As it was up to me to communicate the contingencies of this research process and the individual sources themselves to users of these geospatial datasets, I learned that the answer to both of these questions lay in the metadata that would accompany them. Through the metadata creation tool included as part of our GeoNetwork installation, I created ISO 19139-compliant metadata for all layers we created containing information about the rationale of the dataset within the broader scope of the project, credits for those who worked on it, bibliographic details about the accompanying sources, and explanations about what given database entries mean in a historical context. As we worked from cartographic and textual sources to assemble our datasets (some of which conflicted with each other), we could not state that a business definitively existed at certain points in time, only that it appeared on the map at certain points in time. These important definitions and their implications were contained in the metadata.

Since the project wrapped up in 2009, I have worked on several more historical GIS projects at UofT, including a complete mapping of the Los Angeles streetcar network in the 1920s and a growing collection of historical hydrography datasets showing the changing shoreline and lost rivers of Toronto. This first project taught me the importance of geospatial metadata in the context of using GIS for historical research. In my next post, I will discuss how frustrating it can be when working in a GIS without metadata.

 

Works cited

Bonnell, Jennifer, and Marcel Fortin. 2014. Historical GIS Research in Canada. Calgary: University of Calgary Press.
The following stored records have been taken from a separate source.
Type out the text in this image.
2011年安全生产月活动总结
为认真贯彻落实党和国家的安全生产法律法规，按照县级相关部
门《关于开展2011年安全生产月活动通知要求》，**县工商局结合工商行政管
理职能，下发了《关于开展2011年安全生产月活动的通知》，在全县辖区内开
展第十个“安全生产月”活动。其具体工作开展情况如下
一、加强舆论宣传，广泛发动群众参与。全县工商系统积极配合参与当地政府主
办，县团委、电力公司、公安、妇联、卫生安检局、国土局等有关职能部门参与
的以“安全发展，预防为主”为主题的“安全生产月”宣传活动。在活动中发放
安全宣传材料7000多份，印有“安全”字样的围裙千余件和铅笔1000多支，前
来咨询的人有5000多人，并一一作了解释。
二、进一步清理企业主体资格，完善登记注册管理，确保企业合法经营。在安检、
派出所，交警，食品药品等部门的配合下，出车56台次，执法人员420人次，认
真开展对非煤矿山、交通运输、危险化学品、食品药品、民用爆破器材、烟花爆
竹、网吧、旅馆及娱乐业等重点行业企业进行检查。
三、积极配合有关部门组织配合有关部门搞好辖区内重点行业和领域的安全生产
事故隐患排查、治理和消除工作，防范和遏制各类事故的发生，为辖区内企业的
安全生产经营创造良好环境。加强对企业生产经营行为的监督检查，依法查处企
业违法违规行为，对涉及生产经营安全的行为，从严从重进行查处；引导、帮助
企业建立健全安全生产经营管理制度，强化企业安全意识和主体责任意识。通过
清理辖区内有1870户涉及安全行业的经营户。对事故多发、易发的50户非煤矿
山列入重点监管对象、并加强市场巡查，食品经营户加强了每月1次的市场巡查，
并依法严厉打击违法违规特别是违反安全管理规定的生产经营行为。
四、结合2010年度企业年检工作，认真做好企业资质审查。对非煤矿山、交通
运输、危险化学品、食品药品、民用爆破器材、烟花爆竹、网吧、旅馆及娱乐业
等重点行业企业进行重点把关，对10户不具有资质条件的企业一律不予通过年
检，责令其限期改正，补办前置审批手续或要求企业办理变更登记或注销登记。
INF2186: Metadata and print design

I started design school in 2004, and while I did quite well across my courses, the work that made me happiest was some of the least glamorous: I preferred the “boring” but highly detailed work of print production over art direction. (Hey, good production designers are hard to find.) Many assignments were submitted to instructors as oversize colour laser prints, which (like in the previous post) required communicating in standard languages and formats with printer shops. One of the assignments I unexpectedly enjoyed the most involved the art direction and production of a 64-page annual report for a corporation or nonprofit organization, transcribing the previous year’s content into a coherent publication. I realized I had a knack for the formatting of the names of staff members and donors, which took up pages and pages towards the end of the publication. In retrospect, coming up with a scheme for the visual hierarchy on these pages was similar to the development of a metadata schema: one must decide which details must appear on the page (for example, name, title, and location) and differentiate them typographically before embarking on lots of data entry into the software, applying the different type styles to each “field” consistently. One must also consider the limits of such fields and how data entered into them impacts the broader design – for example, when envisioning business cards for members of an organization, it is always smart to start with the individual with the longest name or job title, and ensure that the design accommodates their details before moving onto those with less information to convey in the same amount of space.

It’s amusing to reflect on these similarities now that I have the extra-long job title of “Original Cataloguer & Reference Specialist”. The library’s time-tracking software truncates this to “Original Cat”. Mew!